Executive chef Fabian Fayelle, who grew up and was trained in France, told The Jerusalem Post that it was originally a challenge to adapt to kosher restrictions such as not mixing meat and dairy. French cuisine, of course, leans heavily on butter and cream. But he quickly adapted the menu.
“I really like the Mediterranean cuisine with a lot of olive oil, fish and fresh vegetables,” he said.
On a recent evening the restaurant was buzzing, as patrons enjoyed the food and the view. One family from Russia said they had come to celebrate their son’s bar mitzvah. Another table of four men was ultra-Orthodox.
The menu is international with clean flavors. The chef suggested the baba ghanoush appetizer to begin. It was very large, and was made with plenty of garlic, as it should be. We ate it with the fresh bread served to the table.

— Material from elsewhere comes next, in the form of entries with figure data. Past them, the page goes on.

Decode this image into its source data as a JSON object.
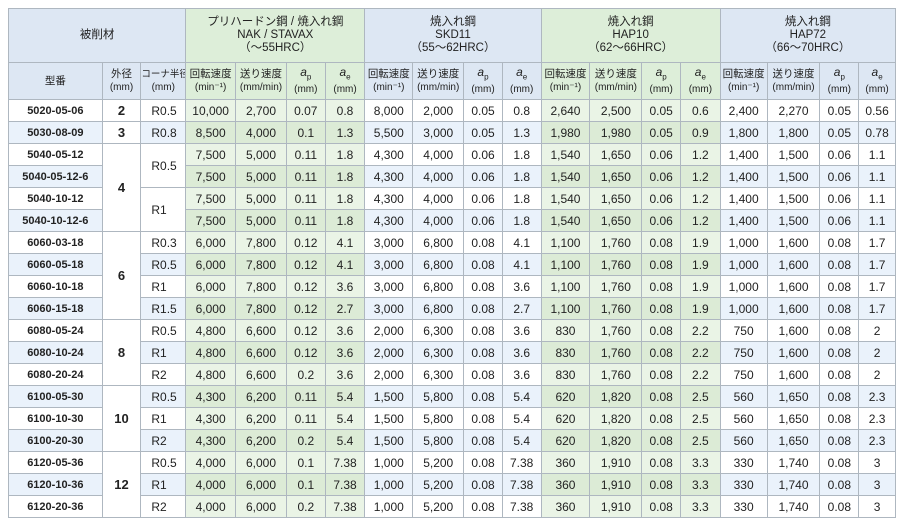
{
  "header": {
    "work_material": "被削材",
    "groups": [
      {
        "line1": "プリハードン鋼 / 焼入れ鋼",
        "line2": "NAK / STAVAX",
        "line3": "（～55HRC）"
      },
      {
        "line1": "焼入れ鋼",
        "line2": "SKD11",
        "line3": "（55～62HRC）"
      },
      {
        "line1": "焼入れ鋼",
        "line2": "HAP10",
        "line3": "（62～66HRC）"
      },
      {
        "line1": "焼入れ鋼",
        "line2": "HAP72",
        "line3": "（66～70HRC）"
      }
    ],
    "model": "型番",
    "diameter": "外径",
    "diameter_unit": "(mm)",
    "corner": "コーナ半径",
    "corner_unit": "(mm)",
    "speed": "回転速度",
    "speed_unit": "(min⁻¹)",
    "feed": "送り速度",
    "feed_unit": "(mm/min)",
    "ap_letter": "a",
    "ap_sub": "p",
    "ae_letter": "a",
    "ae_sub": "e",
    "depth_unit": "(mm)"
  },
  "rows": [
    {
      "model": "5020-05-06",
      "dia": "2",
      "r": "R0.5",
      "g": [
        [
          "10,000",
          "2,700",
          "0.07",
          "0.8"
        ],
        [
          "8,000",
          "2,000",
          "0.05",
          "0.8"
        ],
        [
          "2,640",
          "2,500",
          "0.05",
          "0.6"
        ],
        [
          "2,400",
          "2,270",
          "0.05",
          "0.56"
        ]
      ]
    },
    {
      "model": "5030-08-09",
      "dia": "3",
      "r": "R0.8",
      "g": [
        [
          "8,500",
          "4,000",
          "0.1",
          "1.3"
        ],
        [
          "5,500",
          "3,000",
          "0.05",
          "1.3"
        ],
        [
          "1,980",
          "1,980",
          "0.05",
          "0.9"
        ],
        [
          "1,800",
          "1,800",
          "0.05",
          "0.78"
        ]
      ]
    },
    {
      "model": "5040-05-12",
      "dia": "4",
      "r": "R0.5",
      "g": [
        [
          "7,500",
          "5,000",
          "0.11",
          "1.8"
        ],
        [
          "4,300",
          "4,000",
          "0.06",
          "1.8"
        ],
        [
          "1,540",
          "1,650",
          "0.06",
          "1.2"
        ],
        [
          "1,400",
          "1,500",
          "0.06",
          "1.1"
        ]
      ]
    },
    {
      "model": "5040-05-12-6",
      "dia": "4",
      "r": "R0.5",
      "g": [
        [
          "7,500",
          "5,000",
          "0.11",
          "1.8"
        ],
        [
          "4,300",
          "4,000",
          "0.06",
          "1.8"
        ],
        [
          "1,540",
          "1,650",
          "0.06",
          "1.2"
        ],
        [
          "1,400",
          "1,500",
          "0.06",
          "1.1"
        ]
      ]
    },
    {
      "model": "5040-10-12",
      "dia": "4",
      "r": "R1",
      "g": [
        [
          "7,500",
          "5,000",
          "0.11",
          "1.8"
        ],
        [
          "4,300",
          "4,000",
          "0.06",
          "1.8"
        ],
        [
          "1,540",
          "1,650",
          "0.06",
          "1.2"
        ],
        [
          "1,400",
          "1,500",
          "0.06",
          "1.1"
        ]
      ]
    },
    {
      "model": "5040-10-12-6",
      "dia": "4",
      "r": "R1",
      "g": [
        [
          "7,500",
          "5,000",
          "0.11",
          "1.8"
        ],
        [
          "4,300",
          "4,000",
          "0.06",
          "1.8"
        ],
        [
          "1,540",
          "1,650",
          "0.06",
          "1.2"
        ],
        [
          "1,400",
          "1,500",
          "0.06",
          "1.1"
        ]
      ]
    },
    {
      "model": "6060-03-18",
      "dia": "6",
      "r": "R0.3",
      "g": [
        [
          "6,000",
          "7,800",
          "0.12",
          "4.1"
        ],
        [
          "3,000",
          "6,800",
          "0.08",
          "4.1"
        ],
        [
          "1,100",
          "1,760",
          "0.08",
          "1.9"
        ],
        [
          "1,000",
          "1,600",
          "0.08",
          "1.7"
        ]
      ]
    },
    {
      "model": "6060-05-18",
      "dia": "6",
      "r": "R0.5",
      "g": [
        [
          "6,000",
          "7,800",
          "0.12",
          "4.1"
        ],
        [
          "3,000",
          "6,800",
          "0.08",
          "4.1"
        ],
        [
          "1,100",
          "1,760",
          "0.08",
          "1.9"
        ],
        [
          "1,000",
          "1,600",
          "0.08",
          "1.7"
        ]
      ]
    },
    {
      "model": "6060-10-18",
      "dia": "6",
      "r": "R1",
      "g": [
        [
          "6,000",
          "7,800",
          "0.12",
          "3.6"
        ],
        [
          "3,000",
          "6,800",
          "0.08",
          "3.6"
        ],
        [
          "1,100",
          "1,760",
          "0.08",
          "1.9"
        ],
        [
          "1,000",
          "1,600",
          "0.08",
          "1.7"
        ]
      ]
    },
    {
      "model": "6060-15-18",
      "dia": "6",
      "r": "R1.5",
      "g": [
        [
          "6,000",
          "7,800",
          "0.12",
          "2.7"
        ],
        [
          "3,000",
          "6,800",
          "0.08",
          "2.7"
        ],
        [
          "1,100",
          "1,760",
          "0.08",
          "1.9"
        ],
        [
          "1,000",
          "1,600",
          "0.08",
          "1.7"
        ]
      ]
    },
    {
      "model": "6080-05-24",
      "dia": "8",
      "r": "R0.5",
      "g": [
        [
          "4,800",
          "6,600",
          "0.12",
          "3.6"
        ],
        [
          "2,000",
          "6,300",
          "0.08",
          "3.6"
        ],
        [
          "830",
          "1,760",
          "0.08",
          "2.2"
        ],
        [
          "750",
          "1,600",
          "0.08",
          "2"
        ]
      ]
    },
    {
      "model": "6080-10-24",
      "dia": "8",
      "r": "R1",
      "g": [
        [
          "4,800",
          "6,600",
          "0.12",
          "3.6"
        ],
        [
          "2,000",
          "6,300",
          "0.08",
          "3.6"
        ],
        [
          "830",
          "1,760",
          "0.08",
          "2.2"
        ],
        [
          "750",
          "1,600",
          "0.08",
          "2"
        ]
      ]
    },
    {
      "model": "6080-20-24",
      "dia": "8",
      "r": "R2",
      "g": [
        [
          "4,800",
          "6,600",
          "0.2",
          "3.6"
        ],
        [
          "2,000",
          "6,300",
          "0.08",
          "3.6"
        ],
        [
          "830",
          "1,760",
          "0.08",
          "2.2"
        ],
        [
          "750",
          "1,600",
          "0.08",
          "2"
        ]
      ]
    },
    {
      "model": "6100-05-30",
      "dia": "10",
      "r": "R0.5",
      "g": [
        [
          "4,300",
          "6,200",
          "0.11",
          "5.4"
        ],
        [
          "1,500",
          "5,800",
          "0.08",
          "5.4"
        ],
        [
          "620",
          "1,820",
          "0.08",
          "2.5"
        ],
        [
          "560",
          "1,650",
          "0.08",
          "2.3"
        ]
      ]
    },
    {
      "model": "6100-10-30",
      "dia": "10",
      "r": "R1",
      "g": [
        [
          "4,300",
          "6,200",
          "0.11",
          "5.4"
        ],
        [
          "1,500",
          "5,800",
          "0.08",
          "5.4"
        ],
        [
          "620",
          "1,820",
          "0.08",
          "2.5"
        ],
        [
          "560",
          "1,650",
          "0.08",
          "2.3"
        ]
      ]
    },
    {
      "model": "6100-20-30",
      "dia": "10",
      "r": "R2",
      "g": [
        [
          "4,300",
          "6,200",
          "0.2",
          "5.4"
        ],
        [
          "1,500",
          "5,800",
          "0.08",
          "5.4"
        ],
        [
          "620",
          "1,820",
          "0.08",
          "2.5"
        ],
        [
          "560",
          "1,650",
          "0.08",
          "2.3"
        ]
      ]
    },
    {
      "model": "6120-05-36",
      "dia": "12",
      "r": "R0.5",
      "g": [
        [
          "4,000",
          "6,000",
          "0.1",
          "7.38"
        ],
        [
          "1,000",
          "5,200",
          "0.08",
          "7.38"
        ],
        [
          "360",
          "1,910",
          "0.08",
          "3.3"
        ],
        [
          "330",
          "1,740",
          "0.08",
          "3"
        ]
      ]
    },
    {
      "model": "6120-10-36",
      "dia": "12",
      "r": "R1",
      "g": [
        [
          "4,000",
          "6,000",
          "0.1",
          "7.38"
        ],
        [
          "1,000",
          "5,200",
          "0.08",
          "7.38"
        ],
        [
          "360",
          "1,910",
          "0.08",
          "3.3"
        ],
        [
          "330",
          "1,740",
          "0.08",
          "3"
        ]
      ]
    },
    {
      "model": "6120-20-36",
      "dia": "12",
      "r": "R2",
      "g": [
        [
          "4,000",
          "6,000",
          "0.2",
          "7.38"
        ],
        [
          "1,000",
          "5,200",
          "0.08",
          "7.38"
        ],
        [
          "360",
          "1,910",
          "0.08",
          "3.3"
        ],
        [
          "330",
          "1,740",
          "0.08",
          "3"
        ]
      ]
    }
  ],
  "diameter_groups": [
    {
      "start": 0,
      "span": 1,
      "label": "2"
    },
    {
      "start": 1,
      "span": 1,
      "label": "3"
    },
    {
      "start": 2,
      "span": 4,
      "label": "4"
    },
    {
      "start": 6,
      "span": 4,
      "label": "6"
    },
    {
      "start": 10,
      "span": 3,
      "label": "8"
    },
    {
      "start": 13,
      "span": 3,
      "label": "10"
    },
    {
      "start": 16,
      "span": 3,
      "label": "12"
    }
  ],
  "radius_merges": [
    {
      "start": 2,
      "span": 2,
      "label": "R0.5"
    },
    {
      "start": 4,
      "span": 2,
      "label": "R1"
    }
  ]
}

My companion, Natalie Scott from the Dubai tourism board, had the sea bass, two fillets of sea bass that looked lovely ($43).
As I keep kosher, I hadn’t had meat for several days, so I ordered the beef bourguignon at the same price. The kosher beef is flown in from Poland. There are also burgers, steaks, and even a chicken curry, which the chef said is one of their best-selling dishes.
My dish was delicately spiced with the traditional carrots and potatoes in a rich wine sauce.
For dessert, we tried the chef’s suggestion of the “signature sphere,” a delicate sugar sphere filled with exotic fruit and mango sorbet. You crack it open with a spoon, and it was truly a treat.
Chef Fayelle said that many local Emiratis had come to the restaurant, intrigued by the idea of kosher food.
Prices in Dubai are high, in general, and that is reflected here, too, with, of course, the added cost of kashrut certification and a mashgiah. But how often do you get to Dubai? A definite must-do for kosher Israelis visiting Dubai.
The restaurant is certified by the Emirates Agency for Kosher Certification under the supervision of Rabbi Levi Duchman.
The writer was a guest of the Dubai Tourism Board.